In 1984, when Jackson ran for president the first time, his improbable campaign was a warning shot to a political establishment that had for decades accepted the votes of its constituent groups, but had not been willing to fully share power.

“We are members of the party and we don’t want to leave,” Jackson told his fellow Democrats. “But our self-respect is non-negotiable.”

He was, without question, powered by the support of ordinary Black Americans. They were the first to see themselves in him – an ordinary man from the South who chose to do extraordinary things. But he offered a path forward for the entire nation that left the divisions of the past behind.

Rev. Jesse Jackson speaks during the Democratic National Convention at the Moscone Center in San Francisco, July 17, 1984.

“We must leave the racial battle ground and come to the economic common ground and moral higher ground. America, our time has come,” he said on the stage of the Democratic National Convention in 1984.

With his 1984 and 1988 campaigns, Jackson altered the fabric of the Democratic Party. Like many outsider candidates, he ran against the establishment. And though he didn’t win the nomination, history shows that in many ways he was prescient in his brand of populist politics and his advocacy of many issues that later became mainstream.

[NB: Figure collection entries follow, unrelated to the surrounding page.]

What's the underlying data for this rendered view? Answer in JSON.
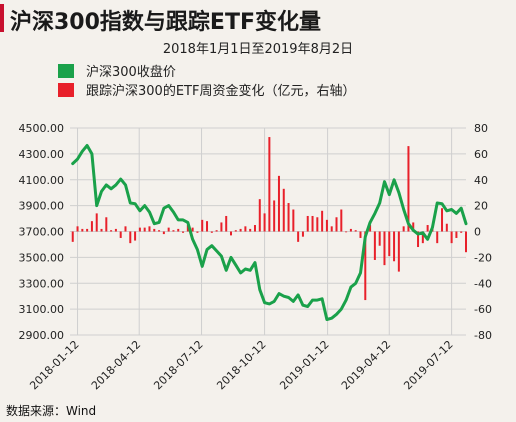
{
  "title": "沪深300指数与跟踪ETF变化量",
  "subtitle": "2018年1月1日至2019年8月2日",
  "source": "数据来源：Wind",
  "colors": {
    "accent": "#c8102e",
    "index_line": "#1aa14a",
    "etf_bar": "#e8202a",
    "grid": "#cfcfcf"
  },
  "chart_data": {
    "type": "bar+line",
    "title": "沪深300指数与跟踪ETF变化量",
    "subtitle": "2018年1月1日至2019年8月2日",
    "legend_position": "top-left",
    "grid": true,
    "x_ticks": [
      "2018-01-12",
      "2018-04-12",
      "2018-07-12",
      "2018-10-12",
      "2019-01-12",
      "2019-04-12",
      "2019-07-12"
    ],
    "x_range": [
      "2018-01-01",
      "2019-08-02"
    ],
    "y_left": {
      "lim": [
        2900,
        4500
      ],
      "ticks": [
        "4500.00",
        "4300.00",
        "4100.00",
        "3900.00",
        "3700.00",
        "3500.00",
        "3300.00",
        "3100.00",
        "2900.00"
      ]
    },
    "y_right": {
      "lim": [
        -80,
        80
      ],
      "ticks": [
        "80",
        "60",
        "40",
        "20",
        "0",
        "-20",
        "-40",
        "-60",
        "-80"
      ]
    },
    "series": [
      {
        "name": "沪深300收盘价",
        "type": "line",
        "axis": "left",
        "color": "#1aa14a",
        "points": [
          [
            "2018-01-05",
            4225
          ],
          [
            "2018-01-12",
            4260
          ],
          [
            "2018-01-19",
            4320
          ],
          [
            "2018-01-26",
            4365
          ],
          [
            "2018-02-02",
            4300
          ],
          [
            "2018-02-09",
            3900
          ],
          [
            "2018-02-16",
            4010
          ],
          [
            "2018-02-23",
            4060
          ],
          [
            "2018-03-02",
            4030
          ],
          [
            "2018-03-09",
            4060
          ],
          [
            "2018-03-16",
            4105
          ],
          [
            "2018-03-23",
            4060
          ],
          [
            "2018-03-30",
            3920
          ],
          [
            "2018-04-06",
            3915
          ],
          [
            "2018-04-13",
            3860
          ],
          [
            "2018-04-20",
            3900
          ],
          [
            "2018-04-27",
            3850
          ],
          [
            "2018-05-04",
            3760
          ],
          [
            "2018-05-11",
            3770
          ],
          [
            "2018-05-18",
            3880
          ],
          [
            "2018-05-25",
            3900
          ],
          [
            "2018-06-01",
            3850
          ],
          [
            "2018-06-08",
            3790
          ],
          [
            "2018-06-15",
            3790
          ],
          [
            "2018-06-22",
            3770
          ],
          [
            "2018-06-29",
            3640
          ],
          [
            "2018-07-06",
            3560
          ],
          [
            "2018-07-13",
            3430
          ],
          [
            "2018-07-20",
            3560
          ],
          [
            "2018-07-27",
            3590
          ],
          [
            "2018-08-03",
            3550
          ],
          [
            "2018-08-10",
            3510
          ],
          [
            "2018-08-17",
            3400
          ],
          [
            "2018-08-24",
            3500
          ],
          [
            "2018-08-31",
            3440
          ],
          [
            "2018-09-07",
            3380
          ],
          [
            "2018-09-14",
            3410
          ],
          [
            "2018-09-21",
            3400
          ],
          [
            "2018-09-28",
            3460
          ],
          [
            "2018-10-05",
            3250
          ],
          [
            "2018-10-12",
            3150
          ],
          [
            "2018-10-19",
            3140
          ],
          [
            "2018-10-26",
            3160
          ],
          [
            "2018-11-02",
            3220
          ],
          [
            "2018-11-09",
            3200
          ],
          [
            "2018-11-16",
            3190
          ],
          [
            "2018-11-23",
            3160
          ],
          [
            "2018-11-30",
            3210
          ],
          [
            "2018-12-07",
            3130
          ],
          [
            "2018-12-14",
            3120
          ],
          [
            "2018-12-21",
            3170
          ],
          [
            "2018-12-28",
            3170
          ],
          [
            "2019-01-04",
            3180
          ],
          [
            "2019-01-11",
            3020
          ],
          [
            "2019-01-18",
            3030
          ],
          [
            "2019-01-25",
            3060
          ],
          [
            "2019-02-01",
            3100
          ],
          [
            "2019-02-08",
            3170
          ],
          [
            "2019-02-15",
            3270
          ],
          [
            "2019-02-22",
            3300
          ],
          [
            "2019-03-01",
            3380
          ],
          [
            "2019-03-08",
            3660
          ],
          [
            "2019-03-15",
            3770
          ],
          [
            "2019-03-22",
            3840
          ],
          [
            "2019-03-29",
            3920
          ],
          [
            "2019-04-05",
            4085
          ],
          [
            "2019-04-12",
            3985
          ],
          [
            "2019-04-19",
            4100
          ],
          [
            "2019-04-26",
            4000
          ],
          [
            "2019-05-03",
            3870
          ],
          [
            "2019-05-10",
            3760
          ],
          [
            "2019-05-17",
            3710
          ],
          [
            "2019-05-24",
            3680
          ],
          [
            "2019-05-31",
            3690
          ],
          [
            "2019-06-07",
            3640
          ],
          [
            "2019-06-14",
            3730
          ],
          [
            "2019-06-21",
            3920
          ],
          [
            "2019-06-28",
            3915
          ],
          [
            "2019-07-05",
            3860
          ],
          [
            "2019-07-12",
            3870
          ],
          [
            "2019-07-19",
            3840
          ],
          [
            "2019-07-26",
            3880
          ],
          [
            "2019-08-02",
            3760
          ]
        ]
      },
      {
        "name": "跟踪沪深300的ETF周资金变化（亿元，右轴）",
        "type": "bar",
        "axis": "right",
        "color": "#e8202a",
        "points": [
          [
            "2018-01-05",
            -8
          ],
          [
            "2018-01-12",
            4
          ],
          [
            "2018-01-19",
            2
          ],
          [
            "2018-01-26",
            2
          ],
          [
            "2018-02-02",
            8
          ],
          [
            "2018-02-09",
            14
          ],
          [
            "2018-02-16",
            2
          ],
          [
            "2018-02-23",
            11
          ],
          [
            "2018-03-02",
            1
          ],
          [
            "2018-03-09",
            2
          ],
          [
            "2018-03-16",
            -5
          ],
          [
            "2018-03-23",
            4
          ],
          [
            "2018-03-30",
            -9
          ],
          [
            "2018-04-06",
            -7
          ],
          [
            "2018-04-13",
            3
          ],
          [
            "2018-04-20",
            3
          ],
          [
            "2018-04-27",
            4
          ],
          [
            "2018-05-04",
            2
          ],
          [
            "2018-05-11",
            1
          ],
          [
            "2018-05-18",
            -2
          ],
          [
            "2018-05-25",
            3
          ],
          [
            "2018-06-01",
            1
          ],
          [
            "2018-06-08",
            2
          ],
          [
            "2018-06-15",
            -1
          ],
          [
            "2018-06-22",
            5
          ],
          [
            "2018-06-29",
            3
          ],
          [
            "2018-07-06",
            -1
          ],
          [
            "2018-07-13",
            9
          ],
          [
            "2018-07-20",
            8
          ],
          [
            "2018-07-27",
            -1
          ],
          [
            "2018-08-03",
            1
          ],
          [
            "2018-08-10",
            7
          ],
          [
            "2018-08-17",
            12
          ],
          [
            "2018-08-24",
            -3
          ],
          [
            "2018-08-31",
            1
          ],
          [
            "2018-09-07",
            2
          ],
          [
            "2018-09-14",
            4
          ],
          [
            "2018-09-21",
            2
          ],
          [
            "2018-09-28",
            5
          ],
          [
            "2018-10-05",
            25
          ],
          [
            "2018-10-12",
            14
          ],
          [
            "2018-10-19",
            73
          ],
          [
            "2018-10-26",
            24
          ],
          [
            "2018-11-02",
            43
          ],
          [
            "2018-11-09",
            33
          ],
          [
            "2018-11-16",
            22
          ],
          [
            "2018-11-23",
            17
          ],
          [
            "2018-11-30",
            -8
          ],
          [
            "2018-12-07",
            -4
          ],
          [
            "2018-12-14",
            12
          ],
          [
            "2018-12-21",
            12
          ],
          [
            "2018-12-28",
            11
          ],
          [
            "2019-01-04",
            16
          ],
          [
            "2019-01-11",
            9
          ],
          [
            "2019-01-18",
            4
          ],
          [
            "2019-01-25",
            11
          ],
          [
            "2019-02-01",
            17
          ],
          [
            "2019-02-08",
            0
          ],
          [
            "2019-02-15",
            2
          ],
          [
            "2019-02-22",
            1
          ],
          [
            "2019-03-01",
            -5
          ],
          [
            "2019-03-08",
            -53
          ],
          [
            "2019-03-15",
            5
          ],
          [
            "2019-03-22",
            -22
          ],
          [
            "2019-03-29",
            -11
          ],
          [
            "2019-04-05",
            -26
          ],
          [
            "2019-04-12",
            -19
          ],
          [
            "2019-04-19",
            -23
          ],
          [
            "2019-04-26",
            -31
          ],
          [
            "2019-05-03",
            4
          ],
          [
            "2019-05-10",
            66
          ],
          [
            "2019-05-17",
            7
          ],
          [
            "2019-05-24",
            -12
          ],
          [
            "2019-05-31",
            -9
          ],
          [
            "2019-06-07",
            5
          ],
          [
            "2019-06-14",
            2
          ],
          [
            "2019-06-21",
            -9
          ],
          [
            "2019-06-28",
            18
          ],
          [
            "2019-07-05",
            6
          ],
          [
            "2019-07-12",
            -9
          ],
          [
            "2019-07-19",
            -5
          ],
          [
            "2019-07-26",
            -1
          ],
          [
            "2019-08-02",
            -16
          ]
        ]
      }
    ]
  }
}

The Democratic Party that Jackson ran in was one with delegate rules that were meant to keep candidates like him from the nomination. By changing those rules, he created the conditions that Barack Obama utilized to win the nomination in his history-making 2008 presidential bid. He supercharged the power of Democratic voters by registering millions to vote. And he demonstrated the resonance of an economic message focused on the shared dreams of all Americans.

When John Lewis died in 2020 at age 80, he bore the physical scars of the freedom struggle. Jesse Jackson, at 84, bore the psychological ones. Both men had been witness to the horror of racial violence from the brutal beatings at Selma to Dr. King’s assassination. They are a reminder of the sacrifices made by one of America’s greatest generations – a generation that is now quickly passing on.

Jesse Jackson, left, stands with Rev. Martin Luther King Jr., Hosea Williams and Ralph Abernathy on the balcony of the Lorraine Motel in Memphis, Tennesse, on April 3, 1968, a day before King was assassinated.